HW09
The instructions are very simple: download the file and fill in the TODO items. You will submit your solution as a .py file¡£
Several notes:
1. The TODO items are the least tricky parts of the code and have substantial hints. Also,
there aren’t very many of them.
2. At the same time, there’s some fairly interesting/useful stuff in there (like how to do things manually with gradient values in Keras, which is surprisingly non-trivial to figure out from scratch), for those who might want to spend more time investigating and experimenting with the code.
3. Even when you implement all of the methods correctly, it won’t work that great most of the time. In my experience, it gets significant traction sometimes (which shows that there’s not just a gradient ascent sign error or something), but it seems highly dependent on the luck of the initialization of the weights. You are not responsible for making the algorithm perform well. You are just responsible for implementing it correctly. However, if someone
does figure out how to tweak the hyper-parameters or otherwise modify the code to get better results, please share that information with the rest of us.

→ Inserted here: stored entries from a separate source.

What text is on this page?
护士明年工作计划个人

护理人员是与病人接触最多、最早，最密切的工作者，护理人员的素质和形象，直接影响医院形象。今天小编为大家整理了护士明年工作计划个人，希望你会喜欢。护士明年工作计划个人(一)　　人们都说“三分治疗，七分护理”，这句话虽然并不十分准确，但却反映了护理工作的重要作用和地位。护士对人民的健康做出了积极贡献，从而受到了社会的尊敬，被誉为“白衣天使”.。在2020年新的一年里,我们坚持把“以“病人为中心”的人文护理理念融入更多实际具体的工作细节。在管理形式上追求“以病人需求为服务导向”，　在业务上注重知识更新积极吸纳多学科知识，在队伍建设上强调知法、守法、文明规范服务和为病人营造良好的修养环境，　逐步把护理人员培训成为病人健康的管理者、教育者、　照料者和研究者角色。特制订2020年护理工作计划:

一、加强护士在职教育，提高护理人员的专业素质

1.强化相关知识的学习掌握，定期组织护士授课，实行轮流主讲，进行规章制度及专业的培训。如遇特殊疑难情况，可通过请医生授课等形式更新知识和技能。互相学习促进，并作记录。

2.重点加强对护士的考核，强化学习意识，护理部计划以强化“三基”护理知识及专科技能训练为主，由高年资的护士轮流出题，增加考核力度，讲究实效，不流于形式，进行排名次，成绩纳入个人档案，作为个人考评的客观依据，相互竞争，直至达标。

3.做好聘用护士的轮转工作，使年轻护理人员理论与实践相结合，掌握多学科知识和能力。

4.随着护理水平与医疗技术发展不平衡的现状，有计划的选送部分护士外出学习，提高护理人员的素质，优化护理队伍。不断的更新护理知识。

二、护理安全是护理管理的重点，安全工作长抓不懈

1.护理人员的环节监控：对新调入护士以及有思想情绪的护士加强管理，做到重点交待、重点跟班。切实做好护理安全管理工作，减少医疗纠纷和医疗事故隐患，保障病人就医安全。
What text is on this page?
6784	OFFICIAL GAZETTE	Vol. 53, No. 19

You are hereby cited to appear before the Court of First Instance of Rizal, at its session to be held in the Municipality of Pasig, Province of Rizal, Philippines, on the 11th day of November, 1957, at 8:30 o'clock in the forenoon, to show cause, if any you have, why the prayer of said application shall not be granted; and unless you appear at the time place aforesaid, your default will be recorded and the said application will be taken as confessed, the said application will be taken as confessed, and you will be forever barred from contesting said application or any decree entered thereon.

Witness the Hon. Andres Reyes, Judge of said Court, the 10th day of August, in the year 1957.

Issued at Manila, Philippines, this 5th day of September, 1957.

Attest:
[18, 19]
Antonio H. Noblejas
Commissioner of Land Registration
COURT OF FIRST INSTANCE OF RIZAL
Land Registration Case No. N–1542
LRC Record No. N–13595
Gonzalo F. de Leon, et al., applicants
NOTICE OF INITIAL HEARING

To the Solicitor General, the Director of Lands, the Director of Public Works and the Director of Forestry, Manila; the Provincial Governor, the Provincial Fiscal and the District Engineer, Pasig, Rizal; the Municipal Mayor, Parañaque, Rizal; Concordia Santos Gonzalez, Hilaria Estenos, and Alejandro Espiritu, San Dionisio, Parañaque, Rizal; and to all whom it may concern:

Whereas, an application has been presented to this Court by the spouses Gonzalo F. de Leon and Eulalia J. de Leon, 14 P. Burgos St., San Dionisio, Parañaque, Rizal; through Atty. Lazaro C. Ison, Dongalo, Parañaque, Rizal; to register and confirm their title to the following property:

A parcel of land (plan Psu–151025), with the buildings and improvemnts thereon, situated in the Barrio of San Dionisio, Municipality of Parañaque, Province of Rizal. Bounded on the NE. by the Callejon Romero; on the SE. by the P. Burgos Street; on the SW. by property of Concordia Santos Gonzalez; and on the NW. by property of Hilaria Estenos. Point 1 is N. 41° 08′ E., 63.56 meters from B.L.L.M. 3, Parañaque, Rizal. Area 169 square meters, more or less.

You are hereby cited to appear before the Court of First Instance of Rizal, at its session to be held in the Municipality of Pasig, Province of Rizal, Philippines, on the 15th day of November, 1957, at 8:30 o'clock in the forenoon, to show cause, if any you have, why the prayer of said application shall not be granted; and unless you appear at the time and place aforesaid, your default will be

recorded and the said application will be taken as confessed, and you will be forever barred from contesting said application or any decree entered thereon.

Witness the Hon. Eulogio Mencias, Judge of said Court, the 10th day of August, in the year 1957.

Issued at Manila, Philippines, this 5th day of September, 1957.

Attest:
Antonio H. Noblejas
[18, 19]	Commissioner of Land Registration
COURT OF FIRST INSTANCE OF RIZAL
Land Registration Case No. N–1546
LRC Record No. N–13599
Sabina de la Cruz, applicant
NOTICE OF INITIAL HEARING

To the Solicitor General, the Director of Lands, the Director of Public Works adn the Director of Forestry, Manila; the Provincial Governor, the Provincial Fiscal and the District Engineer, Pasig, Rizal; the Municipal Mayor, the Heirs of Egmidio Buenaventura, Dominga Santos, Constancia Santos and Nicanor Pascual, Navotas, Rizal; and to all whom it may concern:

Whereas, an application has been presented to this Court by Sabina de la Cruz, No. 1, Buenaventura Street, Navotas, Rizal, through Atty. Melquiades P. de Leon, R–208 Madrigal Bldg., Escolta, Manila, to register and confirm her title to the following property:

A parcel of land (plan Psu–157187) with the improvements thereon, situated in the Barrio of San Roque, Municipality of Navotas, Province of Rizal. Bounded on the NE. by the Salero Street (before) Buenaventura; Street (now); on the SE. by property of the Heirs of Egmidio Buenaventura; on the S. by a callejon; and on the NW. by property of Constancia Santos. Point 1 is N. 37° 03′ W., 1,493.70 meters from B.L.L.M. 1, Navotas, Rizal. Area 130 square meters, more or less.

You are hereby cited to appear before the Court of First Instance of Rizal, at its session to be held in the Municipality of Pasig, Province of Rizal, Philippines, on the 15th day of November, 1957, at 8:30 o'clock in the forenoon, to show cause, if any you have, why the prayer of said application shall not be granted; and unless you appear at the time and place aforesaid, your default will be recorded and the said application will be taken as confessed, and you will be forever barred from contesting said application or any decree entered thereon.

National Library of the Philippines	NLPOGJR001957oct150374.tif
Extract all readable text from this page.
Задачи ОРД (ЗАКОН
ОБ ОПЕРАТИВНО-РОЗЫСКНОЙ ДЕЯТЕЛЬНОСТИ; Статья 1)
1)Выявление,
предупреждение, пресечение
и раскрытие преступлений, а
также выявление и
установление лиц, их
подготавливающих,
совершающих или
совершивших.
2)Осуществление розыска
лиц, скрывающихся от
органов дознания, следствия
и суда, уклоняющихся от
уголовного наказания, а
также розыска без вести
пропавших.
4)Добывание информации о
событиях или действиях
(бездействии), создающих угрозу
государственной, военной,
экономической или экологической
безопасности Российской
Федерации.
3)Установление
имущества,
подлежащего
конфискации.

4. There are some sample method calls in the last function, to help you with incremental troubleshooting.
5. You can call A.diagnostics() to see some information about what’s going on during training. This is not necessary for the assignment but would be helpful if you want to troubleshoot the performance .
6. There’s a file on the internet which bears some superficial similarity to this one. It doesn’t carry risk of academic dishonesty issues, though, because it is going to be seriously useless. Just a heads up.
7. The code is kind of intended to be run in a Jupyter notebook, because of the fancy progress meter. If you want to run it in another context, replace the tqdm import with from tqdm import tqdm
8. I updated the last page of the RL lesson on Data Gymnasia to reflect the specific method used in this homework. This is also not really necessary but might be helpful.